Education in Japan
As a nation, Japan is among the world's leaders in innovation, but is the Japanese educational system ready for the 21st century? Hiroshi Nomaki reports from Tokyo.
The Japanese educational system consists basically of six years of elementary school, three years of junior high school, three years of high school, and four years of university (two years for junior colleges).
The nine years of elementary school and junior high school are compulsory. This is the same as in the United States (with the exception of some states). School begins in April and ends in March. Until the 1980's, a six day week was the norm, but five days became standard in 2002.
The original modern educational system was established in 1872. Before that, in the Edo period (1603-1868), "Terakoya" — temple schools, essentially private schools where reading and writing was taught — was where ordinary people received an education.
At first the period of compulsory education was 4 years, and it was stated that everyone had an opportunity to study in the system regardless of one's social standing, sex, and whether one was rich or poor, as long as the students paid tuition and other necessary expenses. The system developed under the centralized government, and nationally authorized text books came to be used in 1903. Compulsory education was extended to 6 years in 1907.
Until the end of World War II in 1945, education policy based on nationalism was emphasized. At the time, male and female students studied in different classrooms.
The new School Education Law was enacted in 1947, by which the current school system was formed.
Schools in Japan, along with the curriculums taught there, are managed by the Ministry of Education, Culture, Sports, Science, and Technology. Although freedom of the press and of speech is a right of the Japanese people, as in many nations with such rights, the government must approve all textbooks with the exception of public school material.

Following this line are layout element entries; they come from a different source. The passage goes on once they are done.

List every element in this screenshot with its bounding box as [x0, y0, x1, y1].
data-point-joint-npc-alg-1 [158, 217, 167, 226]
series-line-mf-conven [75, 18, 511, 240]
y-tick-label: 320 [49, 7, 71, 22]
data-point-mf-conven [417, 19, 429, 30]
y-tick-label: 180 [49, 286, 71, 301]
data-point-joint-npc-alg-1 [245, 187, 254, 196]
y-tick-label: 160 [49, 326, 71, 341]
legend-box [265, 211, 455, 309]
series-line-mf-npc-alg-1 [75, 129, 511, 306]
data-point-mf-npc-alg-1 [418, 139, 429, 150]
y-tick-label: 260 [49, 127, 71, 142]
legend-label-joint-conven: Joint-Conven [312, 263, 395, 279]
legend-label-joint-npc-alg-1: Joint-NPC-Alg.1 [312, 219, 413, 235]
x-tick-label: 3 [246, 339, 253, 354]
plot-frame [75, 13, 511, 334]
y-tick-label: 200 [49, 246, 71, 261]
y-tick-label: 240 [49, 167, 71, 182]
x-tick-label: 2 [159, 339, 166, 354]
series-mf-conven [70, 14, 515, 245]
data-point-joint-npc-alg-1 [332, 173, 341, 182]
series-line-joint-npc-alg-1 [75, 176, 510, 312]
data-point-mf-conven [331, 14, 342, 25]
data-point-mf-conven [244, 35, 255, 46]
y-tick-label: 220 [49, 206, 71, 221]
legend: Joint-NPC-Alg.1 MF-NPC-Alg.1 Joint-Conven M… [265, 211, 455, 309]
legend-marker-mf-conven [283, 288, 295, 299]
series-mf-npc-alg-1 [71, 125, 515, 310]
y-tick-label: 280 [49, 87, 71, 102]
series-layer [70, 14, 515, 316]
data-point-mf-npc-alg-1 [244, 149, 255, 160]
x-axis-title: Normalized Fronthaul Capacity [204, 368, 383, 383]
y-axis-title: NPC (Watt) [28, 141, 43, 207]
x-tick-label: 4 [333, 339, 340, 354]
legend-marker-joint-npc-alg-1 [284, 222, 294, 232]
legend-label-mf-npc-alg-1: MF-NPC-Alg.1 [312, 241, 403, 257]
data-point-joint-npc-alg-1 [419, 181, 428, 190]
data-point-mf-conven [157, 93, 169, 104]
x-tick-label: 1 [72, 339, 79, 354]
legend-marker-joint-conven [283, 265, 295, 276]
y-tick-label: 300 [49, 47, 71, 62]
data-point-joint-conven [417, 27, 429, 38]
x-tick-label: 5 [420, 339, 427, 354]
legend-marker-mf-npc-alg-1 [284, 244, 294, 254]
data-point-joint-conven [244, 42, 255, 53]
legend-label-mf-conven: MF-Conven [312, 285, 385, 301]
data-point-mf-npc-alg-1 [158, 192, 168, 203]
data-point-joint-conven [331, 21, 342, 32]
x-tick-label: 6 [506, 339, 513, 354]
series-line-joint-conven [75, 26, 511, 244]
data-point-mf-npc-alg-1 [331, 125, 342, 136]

Many Japanese claim that this is a form of censorship, but the government's position on the matter is that timetables and curricula must be integrated equally across the country toward fully standardizing the education system.
Because of the government's stance, protests have been made by some of Japan's neighbors. For example, when the Japanese government attempted to revise a history book description of war crimes committed against Korea and China in World War II, there were large-scale demonstrations held in Korea and China condemning the move. The revising of textbooks will likely remain an extremely sensitive political issue in the years ahead.
From Hokkaido to Okinawa, teachers are required to follow the standard educational curriculum approved by the government. And while following the curriculum, teachers must assign a large amount of homework, leading to many schools having special classes during summer vacation for students who need to catch up with their peers if they've fallen behind. With all this schooling, one can see how the Japanese have come to be such a patient people.